Попутно отметим следующее. Логическая и теоретическая невозможность определить насилие через его соотношение и с «трансцендентной свободой», и с «имманентными константами» человеческого существования, чем в основном и занималась классическая политическая философия, заставила такого автора, как Мишель Фуко, вообще отказаться от использования этого понятия. Оно было без остатка растворено в лишенной какого-либо нормативного измерения концепции власти (как «дисциплинирования» и «нормализации»)[83]. Многие исследователи, в том числе отечественные, обращали на данное обстоятельство должное внимание[84], хотя не увязывали его явным образом с тем «банкротством» самого понятия насилия в классической политической философии, которое и побудило Фуко предпринять этот шаг. Насколько он продуктивен – особый разговор.

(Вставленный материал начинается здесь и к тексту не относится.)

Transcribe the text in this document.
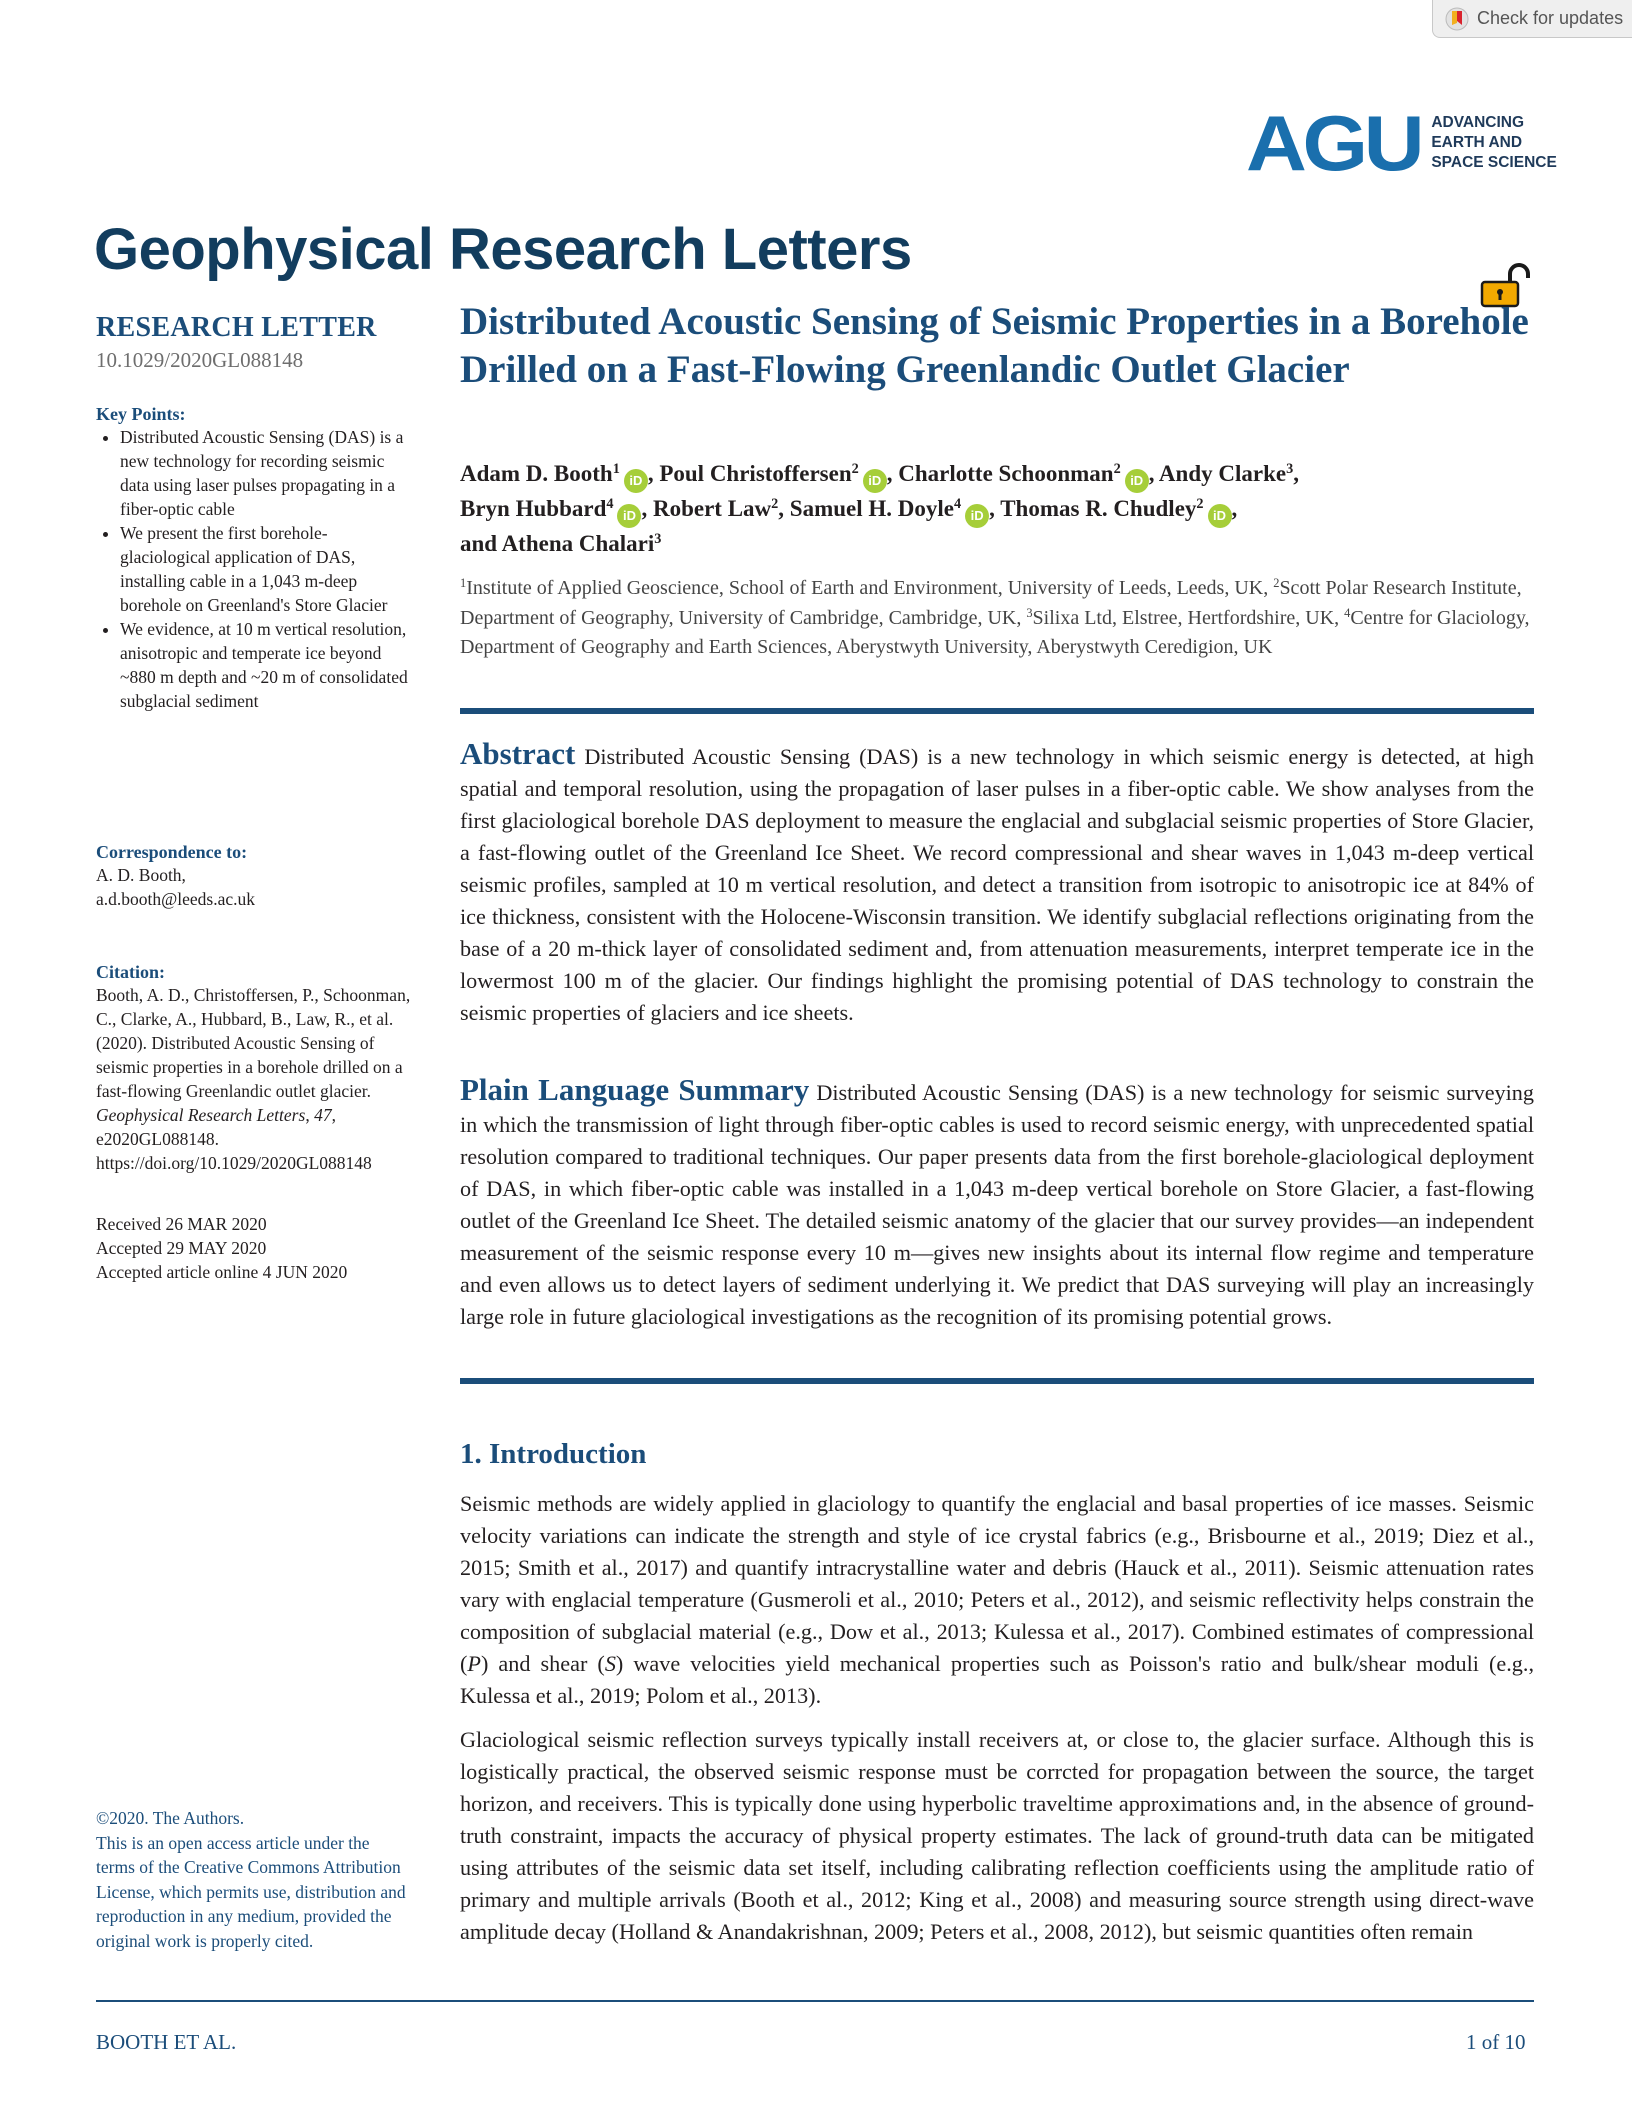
Check for updates
AGU ADVANCING
EARTH AND
SPACE SCIENCE
Geophysical Research Letters
RESEARCH LETTER
10.1029/2020GL088148
Key Points:
• Distributed Acoustic Sensing (DAS) is a new technology for recording seismic data using laser pulses propagating in a fiber-optic cable
• We present the first borehole-glaciological application of DAS, installing cable in a 1,043 m-deep borehole on Greenland's Store Glacier
• We evidence, at 10 m vertical resolution, anisotropic and temperate ice beyond ~880 m depth and ~20 m of consolidated subglacial sediment
Correspondence to:
A. D. Booth,
a.d.booth@leeds.ac.uk
Citation:
Booth, A. D., Christoffersen, P., Schoonman, C., Clarke, A., Hubbard, B., Law, R., et al. (2020). Distributed Acoustic Sensing of seismic properties in a borehole drilled on a fast-flowing Greenlandic outlet glacier. Geophysical Research Letters, 47, e2020GL088148. https://doi.org/10.1029/2020GL088148
Received 26 MAR 2020
Accepted 29 MAY 2020
Accepted article online 4 JUN 2020
©2020. The Authors.
This is an open access article under the terms of the Creative Commons Attribution License, which permits use, distribution and reproduction in any medium, provided the original work is properly cited.
Distributed Acoustic Sensing of Seismic Properties in a Borehole Drilled on a Fast-Flowing Greenlandic Outlet Glacier
Adam D. Booth$^1$iD , Poul Christoffersen$^2$iD , Charlotte Schoonman$^2$iD , Andy Clarke$^3$,
Bryn Hubbard$^4$iD , Robert Law$^2$, Samuel H. Doyle$^4$iD , Thomas R. Chudley$^2$iD ,
and Athena Chalari$^3$
$^1$Institute of Applied Geoscience, School of Earth and Environment, University of Leeds, Leeds, UK, $^2$Scott Polar Research Institute, Department of Geography, University of Cambridge, Cambridge, UK, $^3$Silixa Ltd, Elstree, Hertfordshire, UK, $^4$Centre for Glaciology, Department of Geography and Earth Sciences, Aberystwyth University, Aberystwyth Ceredigion, UK
Abstract Distributed Acoustic Sensing (DAS) is a new technology in which seismic energy is detected, at high spatial and temporal resolution, using the propagation of laser pulses in a fiber-optic cable. We show analyses from the first glaciological borehole DAS deployment to measure the englacial and subglacial seismic properties of Store Glacier, a fast-flowing outlet of the Greenland Ice Sheet. We record compressional and shear waves in 1,043 m-deep vertical seismic profiles, sampled at 10 m vertical resolution, and detect a transition from isotropic to anisotropic ice at 84% of ice thickness, consistent with the Holocene-Wisconsin transition. We identify subglacial reflections originating from the base of a 20 m-thick layer of consolidated sediment and, from attenuation measurements, interpret temperate ice in the lowermost 100 m of the glacier. Our findings highlight the promising potential of DAS technology to constrain the seismic properties of glaciers and ice sheets.
Plain Language Summary Distributed Acoustic Sensing (DAS) is a new technology for seismic surveying in which the transmission of light through fiber-optic cables is used to record seismic energy, with unprecedented spatial resolution compared to traditional techniques. Our paper presents data from the first borehole-glaciological deployment of DAS, in which fiber-optic cable was installed in a 1,043 m-deep vertical borehole on Store Glacier, a fast-flowing outlet of the Greenland Ice Sheet. The detailed seismic anatomy of the glacier that our survey provides—an independent measurement of the seismic response every 10 m—gives new insights about its internal flow regime and temperature and even allows us to detect layers of sediment underlying it. We predict that DAS surveying will play an increasingly large role in future glaciological investigations as the recognition of its promising potential grows.
1. Introduction
Seismic methods are widely applied in glaciology to quantify the englacial and basal properties of ice masses. Seismic velocity variations can indicate the strength and style of ice crystal fabrics (e.g., Brisbourne et al., 2019; Diez et al., 2015; Smith et al., 2017) and quantify intracrystalline water and debris (Hauck et al., 2011). Seismic attenuation rates vary with englacial temperature (Gusmeroli et al., 2010; Peters et al., 2012), and seismic reflectivity helps constrain the composition of subglacial material (e.g., Dow et al., 2013; Kulessa et al., 2017). Combined estimates of compressional (P) and shear (S) wave velocities yield mechanical properties such as Poisson's ratio and bulk/shear moduli (e.g., Kulessa et al., 2019; Polom et al., 2013).
Glaciological seismic reflection surveys typically install receivers at, or close to, the glacier surface. Although this is logistically practical, the observed seismic response must be corrcted for propagation between the source, the target horizon, and receivers. This is typically done using hyperbolic traveltime approximations and, in the absence of ground-truth constraint, impacts the accuracy of physical property estimates. The lack of ground-truth data can be mitigated using attributes of the seismic data set itself, including calibrating reflection coefficients using the amplitude ratio of primary and multiple arrivals (Booth et al., 2012; King et al., 2008) and measuring source strength using direct-wave amplitude decay (Holland & Anandakrishnan, 2009; Peters et al., 2008, 2012), but seismic quantities often remain
BOOTH ET AL.	1 of 10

Однако на этом злоключения рассматриваемого определения насилия не заканчиваются. Представим себе узника совести (без кавычек), который объявляет голодовку в знак протеста против беззакония. Против его «фундаментальнейшей потребности» в питании совершается очевидное насилие. Или представим себе группу потерпевших бедствие и ждущих спасения, большинство которых, видя истощение их скудных запасов, решают резко сократить ежедневные пайки каждого, чтобы, пусть ценой недоедания, растянуть имеющееся у них продовольствие на больший срок. Если меньшинство против этого решения и настаивает на том, чтобы их «фундаментальные потребности» удовлетворялись в полном объеме, то должны ли мы рассматривать отказ пойти им навстречу в качестве насилия?
Оба решения, узника совести и большинства потерпевших бедствие, есть высокие проявления свободы воли против «диктата» природы (в первом примере – и против диктата политических насильников). Они есть обнаружения, действительно, фундаментальных потребностей этих людей в нравственном образе жизни, хотя эти потребности и подавляют другие – природного порядка. Для понимания такого конфликта потребностей и присущей ему динамики свободы– несвободы рассматриваемое определение насилия ничего не может дать вследствие своего натурализма, т. е. почти эксплицитного сведения «фундаментальных потребностей» к «физике» человека. В этом плане оно столь же и по той же причине безнравственно, как и рассмотренное в первом пункте «физическое» определение насилия.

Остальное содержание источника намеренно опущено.